Compounding this device-level concern is the consumer electronics side of things, where the race to the bottom is going to see corners being cut in security, especially in the hardware BOM. This is going to create an increased workload for the network-layer security appliances and services, sifting through botnets of hijacked devices routinely, with no real recourse to solve that particular problem on the device itself.

But the application-layer is currently very problematic, according to Douglas, where the biggest risk is the privacy of personal data. Douglas notes that the communications industry is not good at keeping such personal data private, and that much of the data is unencrypted when at rest – that is, having been encrypted during transit, it is stores in an unencrypted manner when sitting in the application-layer.

To this end, it means that there’s a wealth of data available to any attacker that finds a way through the web of systems and networks, which in Douglas’ opinion is a massive risk. A particularly concerning trend is the abuse of error logs, where an attacker forces a fault in order to generate the log, which all too often contains information that becomes useful to the attacker – such as network configuration details. These logs typically give too much away, mostly because the developers behind them want to make their troubleshooting sessions as easy as possible. Consequently, those juicy little tidbits can easily become the breadcrumbs that lead an attacker to one of those at-rest databases.

Panning back out, Douglas said that enterprises are now spending heavily on security, especially in the financial and utility sectors. In largescale IoT projects, blends of licensed and unlicensed networks mean that security priorities are higher, and these could have ripple effects that extend into the wider enterprise world.

In the automotive sector, there are two distinct concerns – the in-car networks and the external networks that connect the car to the outside world. There are very close partnerships for the in-car components, but these are not as prevalent in the V2X connections.

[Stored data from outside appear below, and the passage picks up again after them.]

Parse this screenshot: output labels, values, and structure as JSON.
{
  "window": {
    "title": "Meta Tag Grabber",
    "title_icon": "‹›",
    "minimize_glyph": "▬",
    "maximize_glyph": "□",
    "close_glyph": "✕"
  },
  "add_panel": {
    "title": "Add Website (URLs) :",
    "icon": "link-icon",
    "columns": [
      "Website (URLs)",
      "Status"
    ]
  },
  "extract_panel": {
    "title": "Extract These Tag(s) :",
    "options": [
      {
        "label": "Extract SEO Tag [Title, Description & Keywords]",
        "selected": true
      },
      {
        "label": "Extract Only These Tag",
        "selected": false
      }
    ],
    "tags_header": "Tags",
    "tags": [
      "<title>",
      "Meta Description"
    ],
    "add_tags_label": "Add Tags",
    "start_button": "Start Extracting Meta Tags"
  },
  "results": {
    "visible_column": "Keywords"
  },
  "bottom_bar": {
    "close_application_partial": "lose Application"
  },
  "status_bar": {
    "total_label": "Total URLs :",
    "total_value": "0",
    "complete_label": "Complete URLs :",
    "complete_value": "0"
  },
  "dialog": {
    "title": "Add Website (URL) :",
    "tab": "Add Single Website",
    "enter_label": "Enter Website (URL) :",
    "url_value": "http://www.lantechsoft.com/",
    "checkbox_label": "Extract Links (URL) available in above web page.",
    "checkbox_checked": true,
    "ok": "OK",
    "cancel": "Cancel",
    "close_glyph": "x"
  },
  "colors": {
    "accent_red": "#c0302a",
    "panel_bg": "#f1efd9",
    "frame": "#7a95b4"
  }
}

Douglas notes that it is quite easy to spoof satellite signals, with cheap equipment bought from online retailers. One such example is truck drivers that don’t want employers to know their exact location, and use small boxes to try and trick the on-board system. The fallout of this is that nearby devices, up to a kilometer away, are exposed to the RF interference, and in a world moving towards autonomous vehicles, which rely on these satellite signals for real-time driving, there is a risk that a spoofed satellite signal could cause crashes.

There are ways around this, says Douglas, but there has been a tendency to treat satellite as gospel. Putting more emphasis on other sensor inputs and signals, in order to determine which is being interfered with, is key. Similarly, you need a testing system that is able to emulate these kinds of environments, and wouldn’t you know it, Spirent can help you there.

Another area to consider, according to Douglas, is the Industry 4.0 trend, where there is great interest in using wireless communication to replace cabling. For many of these IIoT firms, data privacy and the protection of intellectual property is critical, and with many of them needing to incorporate such technologies across multiple locations or logistics networks, there is a huge need to ensure that the tiered security approach will work correctly.

The techniques deployed range from geofencing and network slicing, to ensure that devices stay in their respective lanes, or dedicated gateways that operate on the assumption that all the devices they connect are riddled with malicious code – a fairly labor-intensive process. As those sorts of gateways are where the first level of data aggregation is taking place, this is where encryption enters the fray, and this can complicate application architectures, as the network is operating on an insecure-by-default basis.